In considering the scope of the constitutional guarantee against unreasonable search and seizure, Rosenberg, J.A. provides three grounds in support of the conclusion that the appellant’s s. 8 Charter right was not breached:

[22] First, courthouse searches like the one carried out in this case are not conducted for the purpose of criminal investigation. The state and the individual are not antagonists in the same way that they are in a criminal investigation. The search is not conducted for the purpose of enforcing the criminal law or investigating a criminal offence.
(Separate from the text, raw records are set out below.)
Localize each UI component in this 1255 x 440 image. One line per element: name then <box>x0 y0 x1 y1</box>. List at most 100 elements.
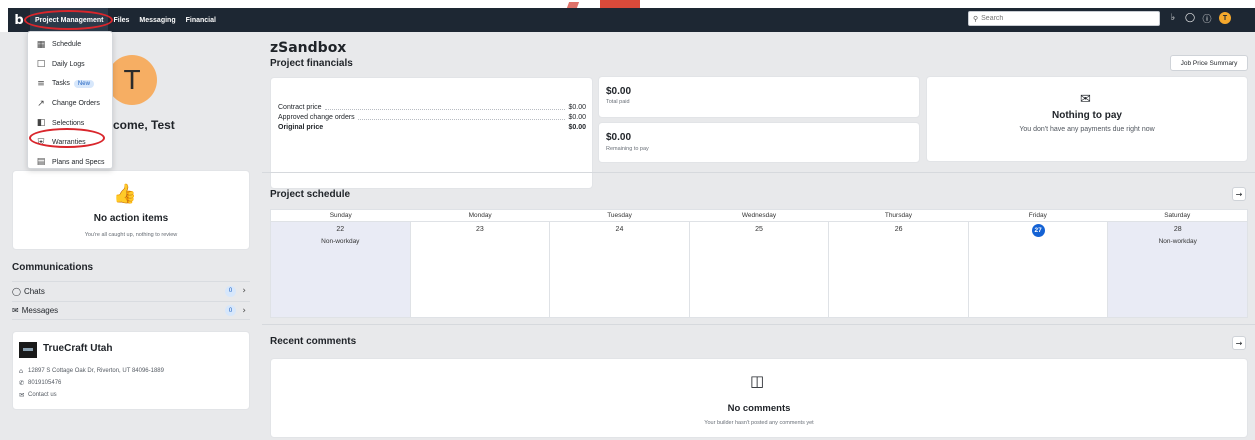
tasks-icon: ≡ <box>37 78 45 89</box>
search-box[interactable]: ⚲ <box>968 11 1160 26</box>
company-address: ⌂ 12897 S Cottage Oak Dr, Riverton, UT 8… <box>19 367 164 375</box>
brand-logo[interactable]: b <box>8 8 30 32</box>
background-decoration <box>600 0 640 8</box>
nothing-to-pay-title: Nothing to pay <box>1052 110 1122 121</box>
date-number: 23 <box>475 226 484 233</box>
chats-label: Chats <box>23 286 45 296</box>
job-price-summary-button[interactable]: Job Price Summary <box>1170 55 1248 71</box>
nothing-to-pay-subtitle: You don't have any payments due right no… <box>1019 126 1155 133</box>
avatar: T <box>107 55 157 105</box>
contract-price-row: Contract price $0.00 <box>278 104 586 111</box>
menu-item-label: Daily Logs <box>52 60 85 68</box>
menu-item-change-orders[interactable]: ↗ Change Orders <box>28 94 112 114</box>
schedule-heading: Project schedule <box>270 189 351 200</box>
messages-count-badge: 0 <box>225 305 236 316</box>
plans-icon: ▤ <box>36 157 46 168</box>
phone-icon: ✆ <box>19 379 25 387</box>
bell-icon[interactable]: ♭ <box>1168 13 1178 23</box>
action-items-title: No action items <box>93 213 169 224</box>
chats-count-badge: 0 <box>225 285 236 297</box>
mail-icon: ✉ <box>12 306 19 315</box>
search-input[interactable] <box>981 15 1142 22</box>
messages-label: Messages <box>21 306 59 315</box>
payment-envelope-icon: ✉ <box>1080 92 1091 107</box>
change-orders-value: $0.00 <box>568 114 586 121</box>
leader-dots <box>324 105 566 110</box>
menu-item-tasks[interactable]: ≡ Tasks New <box>28 74 112 94</box>
user-avatar[interactable]: T <box>1219 12 1231 24</box>
new-badge: New <box>73 79 94 88</box>
comment-bubble-icon: ◫ <box>750 372 765 390</box>
address-text: 12897 S Cottage Oak Dr, Riverton, UT 840… <box>28 368 164 374</box>
menu-item-label: Change Orders <box>52 100 100 108</box>
total-paid-card <box>598 76 920 118</box>
chevron-right-icon: › <box>242 305 246 316</box>
no-comments-title: No comments <box>727 403 791 414</box>
total-paid-amount: $0.00 <box>606 86 632 97</box>
chat-icon[interactable]: ◯ <box>1185 13 1195 23</box>
calendar-day-cell[interactable]: 27 <box>969 222 1109 317</box>
date-number: 24 <box>615 226 624 233</box>
calendar-day-cell[interactable]: 26 <box>829 222 969 317</box>
menu-item-selections[interactable]: ◧ Selections <box>28 113 112 133</box>
search-icon: ⚲ <box>973 15 979 23</box>
day-header: Tuesday <box>607 212 632 219</box>
day-header: Wednesday <box>741 212 777 219</box>
today-date-number: 27 <box>1031 224 1045 237</box>
nav-financial[interactable]: Financial <box>181 8 221 32</box>
recent-comments-heading: Recent comments <box>270 336 357 347</box>
day-header: Friday <box>1028 212 1047 219</box>
menu-item-schedule[interactable]: ▦ Schedule <box>28 35 112 55</box>
no-comments-subtitle: Your builder hasn't posted any comments … <box>704 420 814 426</box>
contact-text[interactable]: Contact us <box>28 392 57 398</box>
non-workday-label: Non-workday <box>321 238 360 245</box>
menu-item-warranties[interactable]: ⛨ Warranties <box>28 133 112 153</box>
section-divider <box>262 172 1255 173</box>
calendar-header: Sunday Monday Tuesday Wednesday Thursday… <box>271 210 1247 222</box>
company-name: TrueCraft Utah <box>43 343 113 354</box>
phone-text: 8019105476 <box>28 380 62 386</box>
section-divider <box>262 324 1255 325</box>
menu-item-daily-logs[interactable]: □ Daily Logs <box>28 55 112 75</box>
remaining-label: Remaining to pay <box>606 146 649 152</box>
communications-heading: Communications <box>12 262 94 273</box>
calendar-body: 22 Non-workday 23 24 25 26 27 28 Non-wor… <box>271 222 1248 317</box>
date-number: 22 <box>336 226 345 233</box>
calendar-day-cell[interactable]: 22 Non-workday <box>271 222 411 317</box>
original-price-row: Original price $0.00 <box>278 124 586 131</box>
calendar-day-cell[interactable]: 24 <box>550 222 690 317</box>
original-price-label: Original price <box>278 124 324 131</box>
calendar-day-cell[interactable]: 23 <box>411 222 551 317</box>
company-phone: ✆ 8019105476 <box>19 379 61 387</box>
chats-row[interactable]: ◯ Chats 0 › <box>12 281 250 300</box>
remaining-card <box>598 122 920 163</box>
day-header: Saturday <box>1164 212 1191 219</box>
shield-icon: ⛨ <box>37 137 45 148</box>
menu-item-label: Schedule <box>52 41 82 49</box>
original-price-value: $0.00 <box>568 124 586 131</box>
schedule-arrow-button[interactable]: → <box>1232 187 1246 201</box>
change-order-icon: ↗ <box>37 98 45 109</box>
calendar-day-cell[interactable]: 28 Non-workday <box>1108 222 1248 317</box>
menu-item-label: Warranties <box>52 139 86 147</box>
project-management-menu: ▦ Schedule □ Daily Logs ≡ Tasks New ↗ Ch… <box>27 31 113 169</box>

[23] Second, even if the person has a reasonable expectation of privacy in their personal belongings when entering a courthouse, that expectation is considerably diminished. Prominent signs warn everyone that they will be subjected to a security search and that they are not permitted to bring weapons or dangerous items into the courthouse. Regrettably, in this day and age, people expect that they will be subject to some kind of security screening when entering prominent public buildings such as courthouses or the Legislature. These buildings, which are symbols of authority, are believed to be potential targets by some individuals and groups. People reasonably expect that everyone without prior clearance will be searched on a non-discriminatory basis in a reasonable manner to ensure the safety of all persons in attendance at the building.

[24] Third, as the Crown points out, the persons being searched are also the beneficiaries of the process. Like the security clearance at airports, the search provides reassurance to all members of the public that they will be safe from attack by persons with weapons within the confines of the courthouse despite the sometimes volatile nature of the proceedings.

Courthouses are one thing; #G20 security fences are entirely another. When someone voluntarily enters a courthouse, he or she does so with the reasonable expectation that entering the building will result in having to go through a metal detector. This is commonplace and no different then going through the security checks at any airport. Conversely, when someone voluntarily walks by a 3 metre high security fence , there is no reasonable expectation of being subjected to a warrantless search by refusing to provide personal identification. This is particularly so, since there are no signs conspicuously placed to alert the public to the newly passed regulation. While the ancient legal maxim “ignorantia juris non excusat” (ignorance of the law does not excuse) is codified by section 19 of the Criminal Code (RSC 1985, c. C-46), what is worrisome to some is that the amendment to PWPA regulation (temporary as it may be) was passed as an Order-in-Council and shared with only a select few; namely, those enforcing the law.

What the R. v. Campanella decision does not address is the constitutionality of the reverse onus clause under s.5(1) of the PWPA and whether it violates the presumption of innocence protected under section 11(d) of the Canadian Charter of Rights and Freedoms. The only way that such a provision can survive Charter scrutiny is if it can be justified under section 1.

In these circumstances, I doubt that s. 5(1) of the PWPA falls within the “reasonable limits prescribed by law as can be demonstrably justified in a free and democratic society.” Until someone mounts a constitutional challenge on that basis, the court of public opinion will have to do.